Systems or Science?

The ambiguity and debate of what GIS actually is convoluted, and the intricacies are accented by the exchangeability of the ‘s’ in GIS. Systems, science, studies—what should we call it? Does it make a difference, and who cares? The point of legitimacy from the Wright et al reading and class discussions stands out as unveiling the business behind the sciences, but how is this being followed through in practice?

McGill is a research university and the program is called Geographic Information Science, which according to Wright et al should “measure progress based on the accumulation of research results and contributions to human understanding,” (358). However, after taking a handful of GIS courses it seems to me that GIS is being taught as a tool, with the emphasis being placed on “their essentially technical, service orientation” (357). It’s undeniable that GIS is on a spectrum, and I think that it is one that the user (scientist?) will move across with increased familiarity. How can GIS be used as science without the initial introduction to it as a tool?

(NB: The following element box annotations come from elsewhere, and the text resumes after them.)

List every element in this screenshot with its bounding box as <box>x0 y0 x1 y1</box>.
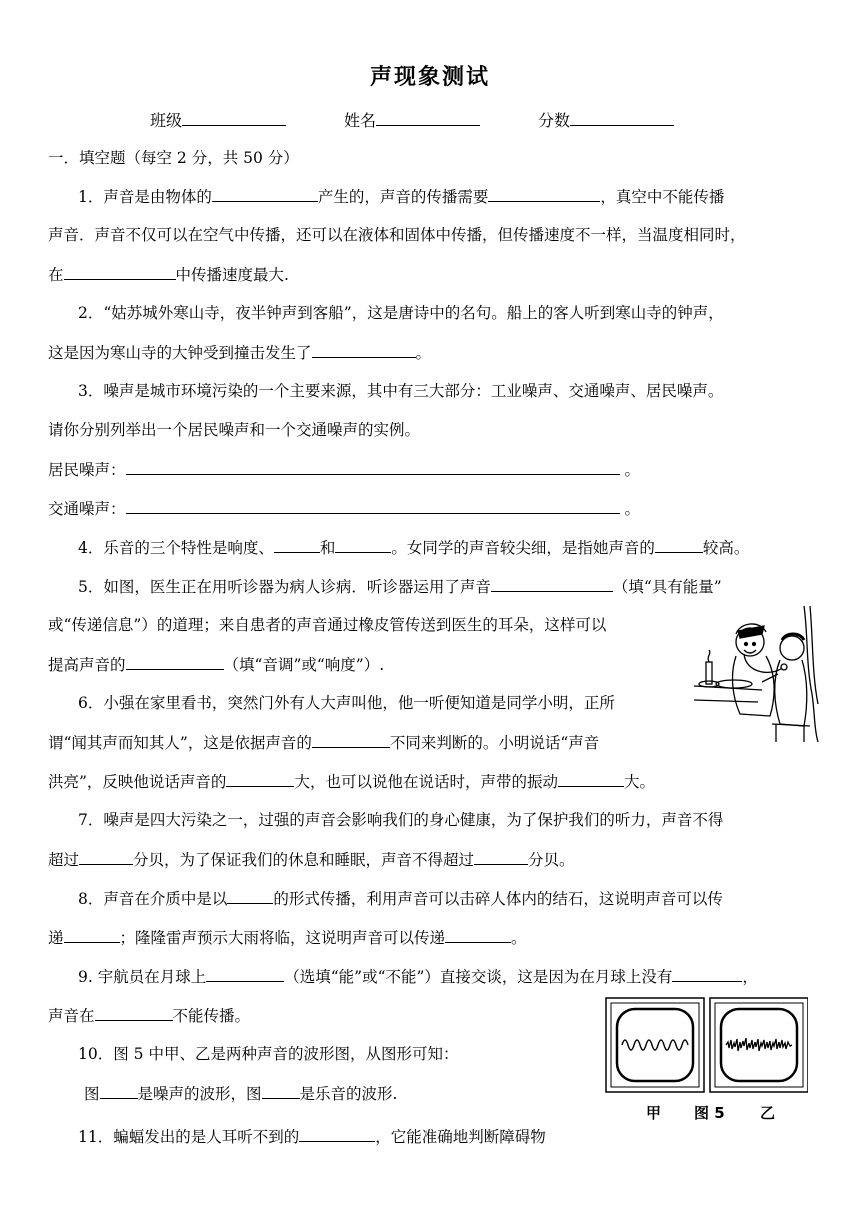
name-label: 姓名 <box>344 111 377 130</box>
question-8-line-1 <box>78 888 723 909</box>
question-4 <box>78 537 749 558</box>
q11-text-a: 11．蝙蝠发出的是人耳听不到的 <box>78 1128 300 1146</box>
question-8-line-2 <box>48 927 527 948</box>
section-heading: 一．填空题（每空 2 分，共 50 分） <box>48 149 299 167</box>
q4-text-c: 。女同学的声音较尖细，是指她声音的 <box>391 539 655 557</box>
question-9-line-1 <box>78 966 758 987</box>
score-field <box>538 108 674 131</box>
answer-blank[interactable] <box>262 1083 300 1099</box>
name-blank[interactable] <box>376 110 480 126</box>
figure-5-label-yi: 乙 <box>760 1104 776 1122</box>
answer-blank[interactable] <box>312 732 390 748</box>
question-1-line-1 <box>78 186 724 207</box>
question-2-line-1: 2．“姑苏城外寒山寺，夜半钟声到客船”，这是唐诗中的名句。船上的客人听到寒山寺的钟声， <box>78 304 724 322</box>
question-7-line-1: 7．噪声是四大污染之一，过强的声音会影响我们的身心健康，为了保护我们的听力，声音不得 <box>78 811 724 829</box>
traffic-noise-label: 交通噪声： <box>48 500 126 518</box>
question-10-line-1: 10．图 5 中甲、乙是两种声音的波形图，从图形可知： <box>78 1045 459 1063</box>
q9-text-a: 9. 宇航员在月球上 <box>78 968 207 986</box>
q8-text-c: 递 <box>48 929 64 947</box>
q9-text-d: 声音在 <box>48 1007 95 1025</box>
q8-text-b: 的形式传播，利用声音可以击碎人体内的结石，这说明声音可以传 <box>273 890 723 908</box>
q5-text-b: （填“具有能量” <box>612 578 722 596</box>
question-3-line-2: 请你分别列举出一个居民噪声和一个交通噪声的实例。 <box>48 421 421 439</box>
q11-text-b: ，它能准确地判断障碍物 <box>375 1128 546 1146</box>
answer-blank[interactable] <box>558 771 624 787</box>
q4-text-b: 和 <box>319 539 336 557</box>
figure-5-label-jia: 甲 <box>646 1104 662 1122</box>
q3-end: 。 <box>624 500 640 518</box>
answer-blank[interactable] <box>335 537 391 553</box>
waveform-yi <box>710 998 808 1092</box>
q3-end: 。 <box>624 461 640 479</box>
question-3-line-1: 3．噪声是城市环境污染的一个主要来源，其中有三大部分：工业噪声、交通噪声、居民噪声。 <box>78 382 724 400</box>
q6-text-a: 谓“闻其声而知其人”，这是依据声音的 <box>48 734 312 752</box>
score-label: 分数 <box>538 111 571 130</box>
q4-text-a: 4．乐音的三个特性是响度、 <box>78 539 274 557</box>
answer-blank[interactable] <box>227 888 273 904</box>
answer-blank[interactable] <box>95 1005 173 1021</box>
answer-blank[interactable] <box>226 771 294 787</box>
q7-text-c: 分贝。 <box>528 851 575 869</box>
waveform-jia <box>606 998 704 1092</box>
resident-noise-label: 居民噪声： <box>48 461 126 479</box>
score-blank[interactable] <box>570 110 674 126</box>
class-field <box>150 108 286 131</box>
answer-blank[interactable] <box>100 1083 138 1099</box>
q1-text-b: 产生的，声音的传播需要 <box>317 188 489 206</box>
figure-5-waveforms <box>604 996 808 1096</box>
answer-blank[interactable] <box>672 966 742 982</box>
q1-text-e: 中传播速度最大. <box>175 266 289 284</box>
question-1-line-2: 声音．声音不仅可以在空气中传播，还可以在液体和固体中传播，但传播速度不一样，当温度相同时， <box>48 226 746 244</box>
question-1-line-3 <box>48 264 289 285</box>
q8-text-a: 8．声音在介质中是以 <box>78 890 228 908</box>
question-11-line-1 <box>78 1126 546 1147</box>
answer-blank[interactable] <box>126 459 620 475</box>
answer-blank[interactable] <box>212 186 318 202</box>
q7-text-b: 分贝，为了保证我们的休息和睡眠，声音不得超过 <box>133 851 475 869</box>
answer-blank[interactable] <box>655 537 703 553</box>
q6-text-d: 大，也可以说他在说话时，声带的振动 <box>294 773 558 791</box>
class-label: 班级 <box>150 111 183 130</box>
q9-text-e: 不能传播。 <box>172 1007 251 1025</box>
q8-text-d: ；隆隆雷声预示大雨将临，这说明声音可以传递 <box>119 929 446 947</box>
doctor-stethoscope-illustration <box>692 604 822 744</box>
question-6-line-2 <box>48 732 599 753</box>
q9-text-b: （选填“能”或“不能”）直接交谈，这是因为在月球上没有 <box>284 968 673 986</box>
question-2-line-2 <box>48 342 431 363</box>
q10-text-a: 图 <box>84 1085 100 1103</box>
q6-text-e: 大。 <box>623 773 655 791</box>
answer-blank[interactable] <box>79 849 133 865</box>
answer-blank[interactable] <box>445 927 511 943</box>
class-blank[interactable] <box>182 110 286 126</box>
figure-5-caption: 图 5 <box>694 1104 725 1122</box>
answer-blank[interactable] <box>64 264 176 280</box>
traffic-noise-row <box>48 498 640 519</box>
q1-text-d: 在 <box>48 266 64 284</box>
answer-blank[interactable] <box>64 927 120 943</box>
resident-noise-row <box>48 459 640 480</box>
question-5-line-1 <box>78 576 722 597</box>
answer-blank[interactable] <box>126 498 620 514</box>
question-9-line-2 <box>48 1005 250 1026</box>
answer-blank[interactable] <box>206 966 284 982</box>
q6-text-b: 不同来判断的。小明说话“声音 <box>389 734 600 752</box>
answer-blank[interactable] <box>274 537 320 553</box>
q10-text-b: 是噪声的波形，图 <box>137 1085 262 1103</box>
q1-text-a: 1．声音是由物体的 <box>78 188 212 206</box>
q5-text-d: （填“音调”或“响度”）. <box>223 656 385 674</box>
q8-text-e: 。 <box>511 929 527 947</box>
q2-text-b: 。 <box>415 344 432 362</box>
q1-text-c: ，真空中不能传播 <box>600 188 725 206</box>
name-field <box>344 108 480 131</box>
answer-blank[interactable] <box>491 576 613 592</box>
q7-text-a: 超过 <box>48 851 80 869</box>
q9-text-c: ， <box>742 968 758 986</box>
question-5-line-2: 或“传递信息”）的道理；来自患者的声音通过橡皮管传送到医生的耳朵，这样可以 <box>48 616 607 634</box>
answer-blank[interactable] <box>312 342 416 358</box>
question-10-line-2 <box>84 1083 397 1104</box>
answer-blank[interactable] <box>299 1126 375 1142</box>
q6-text-c: 洪亮”，反映他说话声音的 <box>48 773 227 791</box>
question-6-line-3 <box>48 771 655 792</box>
q5-text-a: 5．如图，医生正在用听诊器为病人诊病．听诊器运用了声音 <box>78 578 491 596</box>
q4-text-d: 较高。 <box>702 539 750 557</box>
page-title: 声现象测试 <box>369 64 490 90</box>
q2-text-a: 这是因为寒山寺的大钟受到撞击发生了 <box>48 344 312 362</box>
q10-text-c: 是乐音的波形. <box>299 1085 398 1103</box>
question-7-line-2 <box>48 849 575 870</box>
answer-blank[interactable] <box>474 849 528 865</box>
answer-blank[interactable] <box>126 654 224 670</box>
answer-blank[interactable] <box>488 186 600 202</box>
q5-text-c: 提高声音的 <box>48 656 126 674</box>
question-6-line-1: 6．小强在家里看书，突然门外有人大声叫他，他一听便知道是同学小明，正所 <box>78 694 615 712</box>
question-5-line-3 <box>48 654 384 675</box>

From my point of view GIS can be a tool, toolmaking, and a science at different times. I don’t think the McGill program is providing an equal focus on all facets (at least in the 300-level classes) despite being called “science”. There is great stress on applications, but I feel the “science of GIS” as I now understand it may be shorthanded, and I hope to see more of it in 506.

Wright, Dawn J, Michael F. Goodchild, and James D. Proctor. “ForumGIS: Tool or Science?: Demystifying the Persistent Ambiguity of GIS As ‘Tool’ Versus ‘Science’”.  Annals of the Association of American Geographers. 87.2 (1997): 346-362.